Walking to class, Sam knew something had changed between them. He couldn’t name it, couldn’t describe it. Joey still looked like Joey, still walked like Joey, still talked like Joey. But there was a difference.

Like Sam was a big waste of time to his friend.

The cranky sputter of a lawnmower unwilling to catch grated on Jon. Tossing the crowbar he’d been using to rip apart the front veranda steps this particular Saturday morning, he considered his options. He could walk into Rianne’s yard and see about the problem, or he could jam in a pair of earplugs and pretend she didn’t exist.

Neither option appealed to his good sense.

But then, good sense had taken a hundred-year hike, so what the hell?

Scowling, he yanked off his battered leather gloves, shoved them into his right hip pocket and headed once more into her backyard. Four days and this would be his third visit. Soon, they’d be attached at the hip.

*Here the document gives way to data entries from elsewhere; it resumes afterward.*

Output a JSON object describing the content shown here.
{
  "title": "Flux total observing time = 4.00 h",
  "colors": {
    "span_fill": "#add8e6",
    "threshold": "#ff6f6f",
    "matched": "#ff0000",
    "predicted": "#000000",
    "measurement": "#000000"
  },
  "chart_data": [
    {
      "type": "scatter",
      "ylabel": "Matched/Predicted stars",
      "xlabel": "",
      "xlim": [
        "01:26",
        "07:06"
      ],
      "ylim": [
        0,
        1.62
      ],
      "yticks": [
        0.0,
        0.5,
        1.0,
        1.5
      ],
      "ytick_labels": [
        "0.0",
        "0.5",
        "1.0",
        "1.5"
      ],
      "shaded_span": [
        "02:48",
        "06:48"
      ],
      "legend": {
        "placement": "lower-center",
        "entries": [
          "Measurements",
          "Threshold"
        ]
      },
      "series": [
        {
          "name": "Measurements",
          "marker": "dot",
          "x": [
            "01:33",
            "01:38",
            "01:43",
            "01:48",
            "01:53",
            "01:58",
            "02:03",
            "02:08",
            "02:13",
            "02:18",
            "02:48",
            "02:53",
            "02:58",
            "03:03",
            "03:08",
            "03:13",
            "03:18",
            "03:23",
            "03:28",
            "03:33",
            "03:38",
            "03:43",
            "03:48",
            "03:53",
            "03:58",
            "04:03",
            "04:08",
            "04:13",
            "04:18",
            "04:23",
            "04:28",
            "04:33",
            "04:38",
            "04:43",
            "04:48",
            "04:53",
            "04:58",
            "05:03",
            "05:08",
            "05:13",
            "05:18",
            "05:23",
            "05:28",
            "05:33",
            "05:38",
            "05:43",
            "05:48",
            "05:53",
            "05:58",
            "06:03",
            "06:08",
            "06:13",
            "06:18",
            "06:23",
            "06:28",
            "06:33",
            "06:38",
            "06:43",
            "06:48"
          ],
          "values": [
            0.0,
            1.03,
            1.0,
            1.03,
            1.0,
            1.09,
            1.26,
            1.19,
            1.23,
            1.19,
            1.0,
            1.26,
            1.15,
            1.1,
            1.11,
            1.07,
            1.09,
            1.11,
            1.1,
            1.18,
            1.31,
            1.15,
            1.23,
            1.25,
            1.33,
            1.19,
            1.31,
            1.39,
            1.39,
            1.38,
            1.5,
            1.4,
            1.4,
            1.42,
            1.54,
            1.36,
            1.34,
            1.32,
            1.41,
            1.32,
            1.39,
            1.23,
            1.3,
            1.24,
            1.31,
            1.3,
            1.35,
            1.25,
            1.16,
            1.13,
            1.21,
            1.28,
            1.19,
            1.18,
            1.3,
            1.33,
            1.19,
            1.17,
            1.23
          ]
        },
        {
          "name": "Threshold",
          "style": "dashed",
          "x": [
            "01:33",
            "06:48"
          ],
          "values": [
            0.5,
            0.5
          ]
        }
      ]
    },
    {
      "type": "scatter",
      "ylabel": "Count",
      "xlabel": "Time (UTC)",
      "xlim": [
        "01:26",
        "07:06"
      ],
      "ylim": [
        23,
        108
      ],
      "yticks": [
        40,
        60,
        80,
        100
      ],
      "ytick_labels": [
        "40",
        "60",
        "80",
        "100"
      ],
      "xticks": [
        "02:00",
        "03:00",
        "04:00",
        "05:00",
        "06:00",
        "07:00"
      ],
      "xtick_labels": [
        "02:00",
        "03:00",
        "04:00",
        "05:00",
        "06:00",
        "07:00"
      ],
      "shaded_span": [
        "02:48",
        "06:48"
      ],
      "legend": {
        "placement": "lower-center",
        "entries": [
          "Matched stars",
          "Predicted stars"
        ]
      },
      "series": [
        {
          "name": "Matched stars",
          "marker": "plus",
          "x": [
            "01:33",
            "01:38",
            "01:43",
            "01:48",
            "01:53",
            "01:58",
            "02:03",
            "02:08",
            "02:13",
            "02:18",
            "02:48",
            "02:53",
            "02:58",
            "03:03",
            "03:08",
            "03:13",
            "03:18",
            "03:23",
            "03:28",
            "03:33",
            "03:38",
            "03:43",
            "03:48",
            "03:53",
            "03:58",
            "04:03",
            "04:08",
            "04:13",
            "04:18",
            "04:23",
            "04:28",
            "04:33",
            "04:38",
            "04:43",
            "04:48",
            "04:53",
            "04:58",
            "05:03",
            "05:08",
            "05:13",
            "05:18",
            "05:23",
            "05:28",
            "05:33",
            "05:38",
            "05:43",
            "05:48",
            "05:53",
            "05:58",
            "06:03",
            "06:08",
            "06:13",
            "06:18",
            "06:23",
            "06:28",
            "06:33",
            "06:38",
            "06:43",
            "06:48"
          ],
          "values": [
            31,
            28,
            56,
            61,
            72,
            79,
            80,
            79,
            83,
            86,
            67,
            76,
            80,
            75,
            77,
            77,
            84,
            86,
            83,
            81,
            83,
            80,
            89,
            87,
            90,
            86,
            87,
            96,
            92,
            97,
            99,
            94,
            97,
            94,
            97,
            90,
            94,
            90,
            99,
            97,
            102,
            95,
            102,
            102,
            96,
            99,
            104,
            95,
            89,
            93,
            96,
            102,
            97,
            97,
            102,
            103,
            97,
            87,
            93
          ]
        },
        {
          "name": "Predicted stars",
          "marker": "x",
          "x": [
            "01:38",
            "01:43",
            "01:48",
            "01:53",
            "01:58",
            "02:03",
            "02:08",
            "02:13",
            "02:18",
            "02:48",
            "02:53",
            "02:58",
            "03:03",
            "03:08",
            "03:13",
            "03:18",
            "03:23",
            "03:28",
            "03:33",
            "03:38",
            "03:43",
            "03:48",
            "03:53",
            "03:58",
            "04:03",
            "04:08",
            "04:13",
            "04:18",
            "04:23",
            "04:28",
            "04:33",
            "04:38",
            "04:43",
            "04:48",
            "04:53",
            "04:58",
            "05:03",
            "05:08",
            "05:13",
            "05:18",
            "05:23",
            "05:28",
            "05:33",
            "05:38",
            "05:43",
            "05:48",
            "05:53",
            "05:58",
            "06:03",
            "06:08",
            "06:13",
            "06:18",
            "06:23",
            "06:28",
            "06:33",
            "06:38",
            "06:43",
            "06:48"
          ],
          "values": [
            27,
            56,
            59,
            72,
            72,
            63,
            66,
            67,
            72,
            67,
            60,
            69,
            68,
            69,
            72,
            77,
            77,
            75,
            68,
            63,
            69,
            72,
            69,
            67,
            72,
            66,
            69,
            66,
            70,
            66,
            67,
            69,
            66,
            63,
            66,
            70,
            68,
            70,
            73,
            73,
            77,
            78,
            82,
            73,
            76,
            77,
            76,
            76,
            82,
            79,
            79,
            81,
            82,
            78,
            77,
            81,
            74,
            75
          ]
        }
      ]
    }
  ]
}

Was that as good as attracted to her hip—among other things? He scowled harder. “You’re depraved, Tucker.”

Adjusting the brim of his Seahawks cap over his brow, he rounded her road-weary car.

She was in pink cutoffs, bent over the machine.

Jon stopped. Shook his head. Blew a weighted breath. Hightailing it back to his house—or the Pacific—loomed like one grand invitation. The farther from this woman the better.

“Dang thing,” she grumbled, oblivious to all but the mean red machine squatting idle at her feet.

“Troubles?”

Her head jerked up. “Jon.” His name, a silken thread on the warm, sunny air.